I hate to be the one to break the news, but I’m pretty sure we already spend more on healthcare than on those four categories combined. This is a bad thing in a lot of ways, because there really is a lot of waste in the healthcare field. We overpay for services, we demand lots of tests that aren’t necessary, and, as Matt points out, we spend a ton of money on end-of-life treatments that are hard to justify.
And yet, I want to argue that there are two reasons the situation isn’t quite as bleak as it seems. First: a lot of the innovations of the past 50 years are really, really useful. We’re often unhappy because the biotech revolution hasn’t given us 100-year lifespans yet, but we obsess too much over lifespan. Hip replacements don’t allow you to live longer, but they’re pretty damn beneficial. Just ask anyone who’s had one. Ditto for heart bypass surgery, which allows you to live a much more active life than otherwise. Ditto again for prescription pain meds, HIV therapies, artificial limbs, blood pressure meds, and a hundred other things. Modern medicine really does allow a lot of people to live far more comfortable and mobile lives than they used to.
Then there’s reason #2: I guess I just have more faith in the future of medicine than a lot of people. Right now, I think we’re stuck in the early stages of a technological revolution, and early stages of technological revolutions often don’t look that great. Steam engines in their first few decades were barely worth operating beause the technology just wasn’t good enough or cheap enough to replace very much human labor. Computers in the 50s seemed doomed to highly specialized niches that would benefit the economy only modestly. Even agriculture wasn’t really all that promising when it first got started 10,000 years ago.
I think that’s where we are with medicine.

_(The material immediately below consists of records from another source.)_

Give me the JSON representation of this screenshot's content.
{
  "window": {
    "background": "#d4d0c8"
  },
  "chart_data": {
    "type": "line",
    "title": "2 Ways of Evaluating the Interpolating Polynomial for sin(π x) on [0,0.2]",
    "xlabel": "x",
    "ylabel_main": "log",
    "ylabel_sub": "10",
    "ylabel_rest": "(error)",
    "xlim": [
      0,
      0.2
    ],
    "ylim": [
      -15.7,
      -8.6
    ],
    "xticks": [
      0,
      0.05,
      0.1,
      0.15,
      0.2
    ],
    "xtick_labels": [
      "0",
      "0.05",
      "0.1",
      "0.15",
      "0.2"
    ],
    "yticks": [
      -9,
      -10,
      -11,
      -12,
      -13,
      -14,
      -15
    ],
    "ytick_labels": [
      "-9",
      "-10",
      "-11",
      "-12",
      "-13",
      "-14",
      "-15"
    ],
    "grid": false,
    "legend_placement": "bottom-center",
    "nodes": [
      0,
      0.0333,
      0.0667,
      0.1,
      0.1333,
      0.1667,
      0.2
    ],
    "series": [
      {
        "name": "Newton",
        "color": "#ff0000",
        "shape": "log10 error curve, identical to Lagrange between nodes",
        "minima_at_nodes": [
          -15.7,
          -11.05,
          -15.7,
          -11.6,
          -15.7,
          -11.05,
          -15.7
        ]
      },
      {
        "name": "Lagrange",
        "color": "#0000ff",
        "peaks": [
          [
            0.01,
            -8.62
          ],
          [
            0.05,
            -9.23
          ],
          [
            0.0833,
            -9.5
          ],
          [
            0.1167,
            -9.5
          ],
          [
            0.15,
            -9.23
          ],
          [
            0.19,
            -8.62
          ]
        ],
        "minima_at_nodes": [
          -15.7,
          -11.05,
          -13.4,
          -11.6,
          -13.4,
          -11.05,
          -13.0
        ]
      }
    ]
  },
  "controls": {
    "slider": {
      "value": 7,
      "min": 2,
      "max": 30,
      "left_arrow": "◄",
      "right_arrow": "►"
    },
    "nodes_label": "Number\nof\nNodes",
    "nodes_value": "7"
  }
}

We understand enough to make some progress, but we don’t understand enough to make the jump to truly inexpensive, broad-based therapies that make our bodies fundamentally better than they used to be. It’s just a really hard problem. But selective breeding eventually turned wheat into a truly useful staple crop, the separate condenser made steam engines the drivers of the Industrial Revolution, and the development of ICs turned computers into mass-market devices. We haven’t gotten there with medicine yet. We’re beyond the mechanical calculator stage, so to speak, but not quite past the tube stage. And that stage of development often produces products that are unreliable, expensive, and only marginally useful.
But we’ll get past it eventually. And when we do, healthcare will probably once again be a smaller share of the economy than cars (or whatever we use for cars by that point), computers, clothes and entertainment. So there’s some reason for optimism. Or, at a minimum, at least some reason not to despair too soon.